Abstract
Injectable scaffold delivery is a strategy to enhance the efficacy of cancer vaccine immunotherapy. The choice of scaffold biomaterial is crucial, impacting both vaccine release kinetics and immune stimulation via the host response. Extracellular matrix (ECM) scaffolds prepared from decellularized tissues facilitate a pro-healing inflammatory response that promotes local cancer immune surveillance. Here, an ECM scaffold-assisted therapeutic cancer vaccine that maintains an immune microenvironment consistent with tissue reconstruction is engineered. Several immune-stimulating adjuvants are screened to develop a cancer vaccine formulated with decellularized small intestinal submucosa (SIS) ECM scaffold co-delivery. It is found that the STING pathway agonist cyclic di-AMP most effectively induces cytotoxic immunity in an ECM scaffold vaccine, without compromising key interleukin 4 (IL-4) mediated immune pathways associated with healing. ECM scaffold delivery enhances therapeutic vaccine efficacy, curing 50-75% of established E.G-7OVA lymphoma tumors in mice, while none are cured with soluble vaccine. SIS-ECM scaffold-assisted vaccination prolonged antigen exposure is dependent on CD8cytotoxic T cells and generates long-term antigen-specific immune memory for at least 10 months post-vaccination. This study shows that an ECM scaffold is a promising delivery vehicle to enhance cancer vaccine efficacy while being orthogonal to characteristics of pro-healing immune hallmarks.
Overview
- The study investigates the use of injectable scaffold delivery to enhance the efficacy of cancer vaccine immunotherapy. The choice of scaffold biomaterial is crucial, impacting both vaccine release kinetics and immune stimulation via the host response. The study engineers an ECM scaffold-assisted therapeutic cancer vaccine that maintains an immune microenvironment consistent with tissue reconstruction. Several immune-stimulating adjuvants are screened to develop a cancer vaccine formulated with decellularized small intestinal submucosa (SIS) ECM scaffold co-delivery. The study aims to answer the question of whether ECM scaffold delivery enhances therapeutic vaccine efficacy and generates long-term antigen-specific immune memory for at least 10 months post-vaccination.
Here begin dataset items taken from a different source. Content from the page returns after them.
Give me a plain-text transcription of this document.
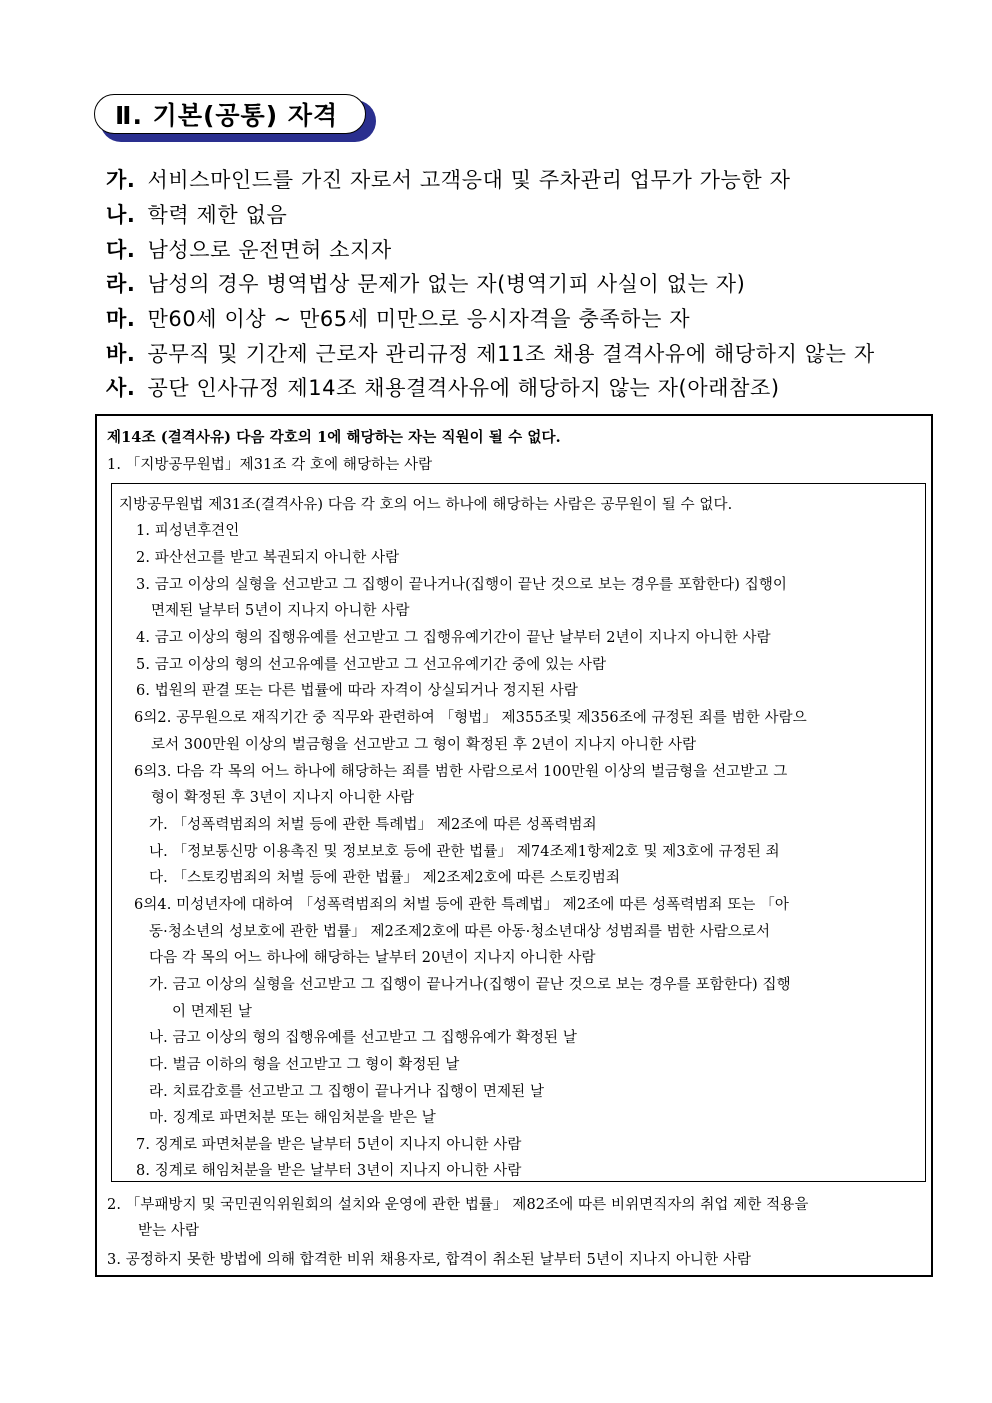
Ⅱ. 기본(공통) 자격
가. 서비스마인드를 가진 자로서 고객응대 및 주차관리 업무가 가능한 자
나. 학력 제한 없음
다. 남성으로 운전면허 소지자
라. 남성의 경우 병역법상 문제가 없는 자(병역기피 사실이 없는 자)
마. 만60세 이상 ~ 만65세 미만으로 응시자격을 충족하는 자
바. 공무직 및 기간제 근로자 관리규정 제11조 채용 결격사유에 해당하지 않는 자
사. 공단 인사규정 제14조 채용결격사유에 해당하지 않는 자(아래참조)
제14조 (결격사유) 다음 각호의 1에 해당하는 자는 직원이 될 수 없다.
1. 「지방공무원법」제31조 각 호에 해당하는 사람
지방공무원법 제31조(결격사유) 다음 각 호의 어느 하나에 해당하는 사람은 공무원이 될 수 없다.
1. 피성년후견인
2. 파산선고를 받고 복권되지 아니한 사람
3. 금고 이상의 실형을 선고받고 그 집행이 끝나거나(집행이 끝난 것으로 보는 경우를 포함한다) 집행이
면제된 날부터 5년이 지나지 아니한 사람
4. 금고 이상의 형의 집행유예를 선고받고 그 집행유예기간이 끝난 날부터 2년이 지나지 아니한 사람
5. 금고 이상의 형의 선고유예를 선고받고 그 선고유예기간 중에 있는 사람
6. 법원의 판결 또는 다른 법률에 따라 자격이 상실되거나 정지된 사람
6의2. 공무원으로 재직기간 중 직무와 관련하여 「형법」 제355조및 제356조에 규정된 죄를 범한 사람으
로서 300만원 이상의 벌금형을 선고받고 그 형이 확정된 후 2년이 지나지 아니한 사람
6의3. 다음 각 목의 어느 하나에 해당하는 죄를 범한 사람으로서 100만원 이상의 벌금형을 선고받고 그
형이 확정된 후 3년이 지나지 아니한 사람
가. 「성폭력범죄의 처벌 등에 관한 특례법」 제2조에 따른 성폭력범죄
나. 「정보통신망 이용촉진 및 정보보호 등에 관한 법률」 제74조제1항제2호 및 제3호에 규정된 죄
다. 「스토킹범죄의 처벌 등에 관한 법률」 제2조제2호에 따른 스토킹범죄
6의4. 미성년자에 대하여 「성폭력범죄의 처벌 등에 관한 특례법」 제2조에 따른 성폭력범죄 또는 「아
동·청소년의 성보호에 관한 법률」 제2조제2호에 따른 아동·청소년대상 성범죄를 범한 사람으로서
다음 각 목의 어느 하나에 해당하는 날부터 20년이 지나지 아니한 사람
가. 금고 이상의 실형을 선고받고 그 집행이 끝나거나(집행이 끝난 것으로 보는 경우를 포함한다) 집행
이 면제된 날
나. 금고 이상의 형의 집행유예를 선고받고 그 집행유예가 확정된 날
다. 벌금 이하의 형을 선고받고 그 형이 확정된 날
라. 치료감호를 선고받고 그 집행이 끝나거나 집행이 면제된 날
마. 징계로 파면처분 또는 해임처분을 받은 날
7. 징계로 파면처분을 받은 날부터 5년이 지나지 아니한 사람
8. 징계로 해임처분을 받은 날부터 3년이 지나지 아니한 사람
2. 「부패방지 및 국민권익위원회의 설치와 운영에 관한 법률」 제82조에 따른 비위면직자의 취업 제한 적용을
받는 사람
3. 공정하지 못한 방법에 의해 합격한 비위 채용자로, 합격이 취소된 날부터 5년이 지나지 아니한 사람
Comparative Analysis & Findings
- The study compares the outcomes observed under different experimental conditions or interventions, specifically comparing the efficacy of a soluble vaccine versus an ECM scaffold-assisted vaccine. The results show that the ECM scaffold-assisted vaccine cures 50-75% of established E.G-7OVA lymphoma tumors in mice, while none are cured with soluble vaccine. The study identifies that the STING pathway agonist cyclic di-AMP most effectively induces cytotoxic immunity in an ECM scaffold vaccine, without compromising key interleukin 4 (IL-4) mediated immune pathways associated with healing. The study also finds that ECM scaffold delivery enhances therapeutic vaccine efficacy by prolonging antigen exposure, which is dependent on CD8cytotoxic T cells and generates long-term antigen-specific immune memory for at least 10 months post-vaccination.
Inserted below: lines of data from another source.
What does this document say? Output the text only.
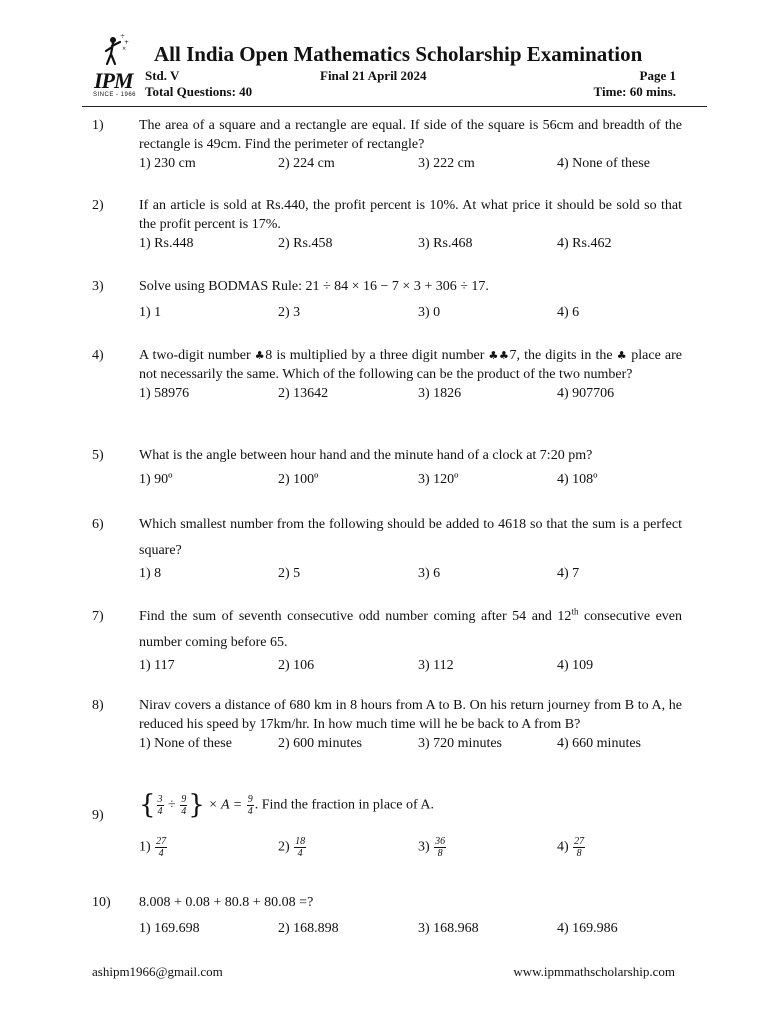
÷
+
×
IPM
SINCE - 1966
All India Open Mathematics Scholarship Examination
Std. V	Final 21 April 2024	Page 1
Total Questions: 40	Time: 60 mins.
1)	The area of a square and a rectangle are equal. If side of the square is 56cm and breadth of the rectangle is 49cm. Find the perimeter of rectangle?
1) 230 cm	2) 224 cm	3) 222 cm	4) None of these
2)	If an article is sold at Rs.440, the profit percent is 10%. At what price it should be sold so that the profit percent is 17%.
1) Rs.448	2) Rs.458	3) Rs.468	4) Rs.462
3)	Solve using BODMAS Rule: 21 ÷ 84 × 16 − 7 × 3 + 306 ÷ 17.
1) 1	2) 3	3) 0	4) 6
4)	A two-digit number ♣8 is multiplied by a three digit number ♣♣7, the digits in the ♣ place are not necessarily the same. Which of the following can be the product of the two number?
1) 58976	2) 13642	3) 1826	4) 907706
5)	What is the angle between hour hand and the minute hand of a clock at 7:20 pm?
1) 90º	2) 100º	3) 120º	4) 108º
6)	Which smallest number from the following should be added to 4618 so that the sum is a perfect square?
1) 8	2) 5	3) 6	4) 7
7)	Find the sum of seventh consecutive odd number coming after 54 and 12th consecutive even number coming before 65.
1) 117	2) 106	3) 112	4) 109
8)	Nirav covers a distance of 680 km in 8 hours from A to B. On his return journey from B to A, he reduced his speed by 17km/hr. In how much time will he be back to A from B?
1) None of these	2) 600 minutes	3) 720 minutes	4) 660 minutes
9) { $\frac{3}{4} \div \frac{9}{4}$ } × $A = \frac{9}{4}$ . Find the fraction in place of A.
$1) \frac{27}{4}$	$2) \frac{18}{4}$	$3) \frac{36}{8}$	$4) \frac{27}{8}$
10) 8.008 + 0.08 + 80.8 + 80.08 =?
1) 169.698	2) 168.898	3) 168.968	4) 169.986
ashipm1966@gmail.com	www.ipmmathscholarship.com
Implications and Future Directions
- The study's findings have significant implications for the field of research and clinical practice, as they demonstrate the potential of ECM scaffold delivery to enhance cancer vaccine efficacy. The study identifies that an ECM scaffold is a promising delivery vehicle to enhance cancer vaccine efficacy while being orthogonal to characteristics of pro-healing immune hallmarks. The study suggests future research directions that could build on the results of the study, explore unresolved questions, or utilize novel approaches. For example, future studies could investigate the use of other ECM scaffolds or adjuvants to enhance cancer vaccine efficacy, or explore the potential of ECM scaffold delivery in combination with other immunotherapies.